My teacher, Léo Marchutz once talked about this mystery regarding Van Gogh in the following manner:

Though he (Léo) was raised as a secular Jew in Nuremberg, I never heard him speak of things either religious or spiritual, and others have confirmed this to me also. Nevertheless, much of his work was centred around the New Testament curiously enough. Léo was speaking about how Vincent, during the last 3 months of his life, had painted a size 30F (92 X 73cm) picture every day, adding, "if that is not some proof that a spirit, or God, whatever one wants to call it, took hold of this poor man and wrung 90 paintings out of him in this time, one picture a day (at least) before his death, then I don't know what to call it." 

These photos have been sitting on my desktop for a long time, disjointedly staring back at me. What I wanted to say is that even in these details, these parts all separately possess a unity in themselves. 

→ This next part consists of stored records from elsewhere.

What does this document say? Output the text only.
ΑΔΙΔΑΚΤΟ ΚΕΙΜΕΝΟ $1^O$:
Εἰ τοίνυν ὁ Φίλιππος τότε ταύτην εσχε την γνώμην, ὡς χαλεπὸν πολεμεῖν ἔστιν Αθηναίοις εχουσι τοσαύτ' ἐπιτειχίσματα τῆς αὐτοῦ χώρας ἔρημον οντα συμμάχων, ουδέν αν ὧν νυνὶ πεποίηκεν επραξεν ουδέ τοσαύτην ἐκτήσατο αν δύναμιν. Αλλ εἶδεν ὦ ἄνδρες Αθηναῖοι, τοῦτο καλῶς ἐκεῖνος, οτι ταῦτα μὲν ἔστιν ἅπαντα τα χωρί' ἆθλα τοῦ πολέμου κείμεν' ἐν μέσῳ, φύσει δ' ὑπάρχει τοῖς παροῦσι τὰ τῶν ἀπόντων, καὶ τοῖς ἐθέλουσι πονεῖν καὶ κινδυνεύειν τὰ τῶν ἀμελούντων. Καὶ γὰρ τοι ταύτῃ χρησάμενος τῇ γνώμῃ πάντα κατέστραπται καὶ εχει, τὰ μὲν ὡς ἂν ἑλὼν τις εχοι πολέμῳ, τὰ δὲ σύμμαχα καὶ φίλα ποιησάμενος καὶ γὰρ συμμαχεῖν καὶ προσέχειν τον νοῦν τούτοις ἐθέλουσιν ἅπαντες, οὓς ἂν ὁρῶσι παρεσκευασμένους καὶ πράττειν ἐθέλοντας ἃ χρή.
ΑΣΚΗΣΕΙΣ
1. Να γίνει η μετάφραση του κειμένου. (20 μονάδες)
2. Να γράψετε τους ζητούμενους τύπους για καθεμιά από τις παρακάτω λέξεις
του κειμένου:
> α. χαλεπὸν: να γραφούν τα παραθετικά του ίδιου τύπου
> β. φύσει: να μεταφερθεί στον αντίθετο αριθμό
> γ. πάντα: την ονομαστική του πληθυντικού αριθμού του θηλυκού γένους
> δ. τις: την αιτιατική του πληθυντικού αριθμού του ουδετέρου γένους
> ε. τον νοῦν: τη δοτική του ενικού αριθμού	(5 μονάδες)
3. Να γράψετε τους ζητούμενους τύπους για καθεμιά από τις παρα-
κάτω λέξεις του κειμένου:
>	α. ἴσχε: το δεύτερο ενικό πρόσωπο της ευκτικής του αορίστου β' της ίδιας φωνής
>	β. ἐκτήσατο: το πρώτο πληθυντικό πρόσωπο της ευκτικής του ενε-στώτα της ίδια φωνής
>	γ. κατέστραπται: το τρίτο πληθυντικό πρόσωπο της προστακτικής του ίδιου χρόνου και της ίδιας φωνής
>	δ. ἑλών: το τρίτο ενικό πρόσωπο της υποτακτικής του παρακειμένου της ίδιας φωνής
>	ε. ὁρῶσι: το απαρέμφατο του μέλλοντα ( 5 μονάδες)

Somehow, oddly enough, it makes me think of an acorn from an Oak tree. The acorn when dropped off and separated from the tree, will, if lucky enough, become another tree. Maybe a bird will pick it, travel away then poop it out on fertile ground, or maybe a squirrel will do the same, without flying, of course. But in that acorn, is everything necessary for it to become another tree, new, but the same. There is an organic process at work which allows for this to happen, as for all things in Nature and in the animal world. There is unity and chaos in Nature but also in Art too when it is really really good. 

And just as something in the acorn understands that it will become a tree one day, so too did something deep inside Vincent also understand that he was destined to become a painter. 

So, in each part there is already a whole. And this is the beauty of Van Gogh among many other things because I haven't even mentioned the human element of expressive empathy in it. And empathy was certainly one of Vincent's strongest emotional components. Not only in his portraits but like other great artists, he was able to express this empathy in all his landscapes as well. Yet curiously with exception of a few cows and birds in the air, he never really painted animals. Is this because he didn't live with a dog or a cat? Though its been a long while since I last read his letters I cannot remember him speaking about domestic animals. More to be revealed.